Mas "Filhos de Gandhy" vai além do já valioso recuperar a história de uma das instituições do Carnaval da Bahia. O filme penetra, escrutina e estimula o espírito multicultural que inspira seus membros desde o início e que bem se adapta aos tempos de globalização exacerbada.
A equipe da Conspiração filmes levou Raimundo Gandhy, Gilberto Gil e outros participantes do bloco à Índia. O parente baiano do ídolo local foi reverenciado com flores por mulheres vestidas em cores fortes.

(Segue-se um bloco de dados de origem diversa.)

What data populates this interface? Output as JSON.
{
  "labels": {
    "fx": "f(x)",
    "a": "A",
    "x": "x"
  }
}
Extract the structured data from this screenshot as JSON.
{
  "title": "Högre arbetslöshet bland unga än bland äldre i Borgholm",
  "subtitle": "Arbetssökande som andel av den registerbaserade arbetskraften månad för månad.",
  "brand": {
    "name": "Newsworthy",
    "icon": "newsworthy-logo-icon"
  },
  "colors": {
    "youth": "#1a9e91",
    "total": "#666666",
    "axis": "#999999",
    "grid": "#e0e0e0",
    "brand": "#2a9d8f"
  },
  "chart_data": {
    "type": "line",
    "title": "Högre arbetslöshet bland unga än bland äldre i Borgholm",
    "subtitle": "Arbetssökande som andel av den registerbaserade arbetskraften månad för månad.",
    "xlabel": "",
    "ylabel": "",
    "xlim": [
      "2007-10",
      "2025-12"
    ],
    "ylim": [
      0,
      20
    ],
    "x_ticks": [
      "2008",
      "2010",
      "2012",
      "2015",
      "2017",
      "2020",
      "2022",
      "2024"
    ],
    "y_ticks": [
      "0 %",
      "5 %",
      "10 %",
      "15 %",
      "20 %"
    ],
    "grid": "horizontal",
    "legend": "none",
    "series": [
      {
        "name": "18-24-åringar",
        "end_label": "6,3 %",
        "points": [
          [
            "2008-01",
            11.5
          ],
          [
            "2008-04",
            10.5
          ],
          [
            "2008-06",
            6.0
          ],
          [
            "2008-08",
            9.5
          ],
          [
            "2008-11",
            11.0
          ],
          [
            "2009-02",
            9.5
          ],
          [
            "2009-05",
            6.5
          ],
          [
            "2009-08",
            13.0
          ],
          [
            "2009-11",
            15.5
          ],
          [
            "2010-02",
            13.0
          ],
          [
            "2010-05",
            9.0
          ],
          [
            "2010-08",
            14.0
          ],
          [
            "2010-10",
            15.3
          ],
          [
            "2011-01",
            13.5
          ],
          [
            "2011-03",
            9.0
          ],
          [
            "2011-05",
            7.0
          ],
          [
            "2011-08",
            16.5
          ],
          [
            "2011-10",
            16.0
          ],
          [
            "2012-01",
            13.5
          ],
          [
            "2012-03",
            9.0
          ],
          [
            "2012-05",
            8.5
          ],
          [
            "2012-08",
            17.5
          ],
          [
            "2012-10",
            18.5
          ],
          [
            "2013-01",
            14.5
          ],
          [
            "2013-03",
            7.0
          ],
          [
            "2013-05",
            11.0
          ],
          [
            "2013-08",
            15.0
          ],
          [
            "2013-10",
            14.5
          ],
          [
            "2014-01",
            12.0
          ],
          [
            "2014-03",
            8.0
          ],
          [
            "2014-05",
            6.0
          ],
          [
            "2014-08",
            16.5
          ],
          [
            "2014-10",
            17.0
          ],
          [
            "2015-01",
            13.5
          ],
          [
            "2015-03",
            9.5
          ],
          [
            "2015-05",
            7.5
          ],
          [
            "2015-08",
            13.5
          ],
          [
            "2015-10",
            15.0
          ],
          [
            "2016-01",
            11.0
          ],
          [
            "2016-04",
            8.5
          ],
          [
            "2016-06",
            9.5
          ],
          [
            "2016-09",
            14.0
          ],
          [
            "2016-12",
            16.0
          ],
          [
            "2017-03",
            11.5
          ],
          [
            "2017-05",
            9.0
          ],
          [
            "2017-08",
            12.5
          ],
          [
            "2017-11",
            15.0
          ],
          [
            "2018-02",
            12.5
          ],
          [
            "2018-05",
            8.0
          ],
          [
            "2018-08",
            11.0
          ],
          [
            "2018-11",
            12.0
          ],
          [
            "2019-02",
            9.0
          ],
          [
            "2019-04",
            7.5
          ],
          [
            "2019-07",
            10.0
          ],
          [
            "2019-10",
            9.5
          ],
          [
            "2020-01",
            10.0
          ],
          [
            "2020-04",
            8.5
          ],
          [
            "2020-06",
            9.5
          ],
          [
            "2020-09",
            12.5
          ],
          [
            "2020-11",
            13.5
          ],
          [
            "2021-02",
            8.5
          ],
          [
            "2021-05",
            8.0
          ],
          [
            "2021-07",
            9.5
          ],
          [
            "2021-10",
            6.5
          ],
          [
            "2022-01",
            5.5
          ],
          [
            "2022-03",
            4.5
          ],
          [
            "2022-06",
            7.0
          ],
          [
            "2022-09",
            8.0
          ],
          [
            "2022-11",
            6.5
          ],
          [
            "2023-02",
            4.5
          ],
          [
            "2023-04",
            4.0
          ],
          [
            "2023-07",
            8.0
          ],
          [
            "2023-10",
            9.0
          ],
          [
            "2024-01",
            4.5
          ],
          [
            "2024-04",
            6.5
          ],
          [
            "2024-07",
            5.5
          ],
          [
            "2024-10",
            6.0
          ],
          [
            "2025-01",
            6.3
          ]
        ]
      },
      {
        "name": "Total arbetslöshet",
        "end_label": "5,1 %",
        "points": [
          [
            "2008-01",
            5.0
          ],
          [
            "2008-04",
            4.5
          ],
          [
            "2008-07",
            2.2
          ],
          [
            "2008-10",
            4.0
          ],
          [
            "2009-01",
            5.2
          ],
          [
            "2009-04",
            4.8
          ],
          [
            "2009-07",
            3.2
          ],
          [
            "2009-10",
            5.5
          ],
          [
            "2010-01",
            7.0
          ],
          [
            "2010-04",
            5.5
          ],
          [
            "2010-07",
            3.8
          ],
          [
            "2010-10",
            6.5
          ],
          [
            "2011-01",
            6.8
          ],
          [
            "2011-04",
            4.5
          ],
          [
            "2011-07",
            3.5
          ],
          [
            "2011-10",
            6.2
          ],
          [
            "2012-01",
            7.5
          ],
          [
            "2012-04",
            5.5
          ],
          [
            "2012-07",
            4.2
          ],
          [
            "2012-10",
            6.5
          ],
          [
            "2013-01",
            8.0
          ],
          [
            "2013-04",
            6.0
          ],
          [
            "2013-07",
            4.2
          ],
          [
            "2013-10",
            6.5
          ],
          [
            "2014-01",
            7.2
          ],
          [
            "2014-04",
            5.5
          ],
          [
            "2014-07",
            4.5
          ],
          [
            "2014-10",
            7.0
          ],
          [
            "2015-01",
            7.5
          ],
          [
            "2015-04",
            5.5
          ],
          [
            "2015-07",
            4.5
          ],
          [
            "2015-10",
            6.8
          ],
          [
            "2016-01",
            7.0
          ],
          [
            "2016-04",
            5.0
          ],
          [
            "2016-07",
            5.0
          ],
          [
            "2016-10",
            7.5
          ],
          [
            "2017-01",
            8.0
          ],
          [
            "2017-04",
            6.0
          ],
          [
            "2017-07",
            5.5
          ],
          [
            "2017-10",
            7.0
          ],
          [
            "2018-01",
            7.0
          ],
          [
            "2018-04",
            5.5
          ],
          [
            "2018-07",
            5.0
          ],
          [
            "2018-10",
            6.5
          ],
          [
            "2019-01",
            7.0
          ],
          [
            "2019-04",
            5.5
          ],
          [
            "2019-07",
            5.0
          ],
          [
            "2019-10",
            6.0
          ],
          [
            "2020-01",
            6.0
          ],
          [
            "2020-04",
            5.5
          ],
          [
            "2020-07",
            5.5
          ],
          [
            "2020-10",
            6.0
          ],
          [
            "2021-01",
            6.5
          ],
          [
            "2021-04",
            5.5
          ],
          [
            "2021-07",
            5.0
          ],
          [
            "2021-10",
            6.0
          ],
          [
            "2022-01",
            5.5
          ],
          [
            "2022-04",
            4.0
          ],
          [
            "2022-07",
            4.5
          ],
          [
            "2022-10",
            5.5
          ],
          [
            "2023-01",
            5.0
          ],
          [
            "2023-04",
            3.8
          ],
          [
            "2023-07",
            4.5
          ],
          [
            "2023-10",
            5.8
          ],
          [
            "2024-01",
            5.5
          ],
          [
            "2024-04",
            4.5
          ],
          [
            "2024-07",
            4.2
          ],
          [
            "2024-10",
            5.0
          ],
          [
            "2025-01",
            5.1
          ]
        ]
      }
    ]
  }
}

Sua semelhança com o libertador da Índia foi reconhecida em encontros filosóficos-musicais onde brasileiros e indianos experimentaram as diferenças e semelhanças de seus instrumentos específicos. A flauta, o violão, o agogô mediaram a conversa e a performance de uma experiência cultural única. E os foliões de Salvador, que no início dos anos 70, quando Gilberto Gil voltou do exílio, quase deixaram de desfilar, vão transcendendo seu jeito de estar no mundo.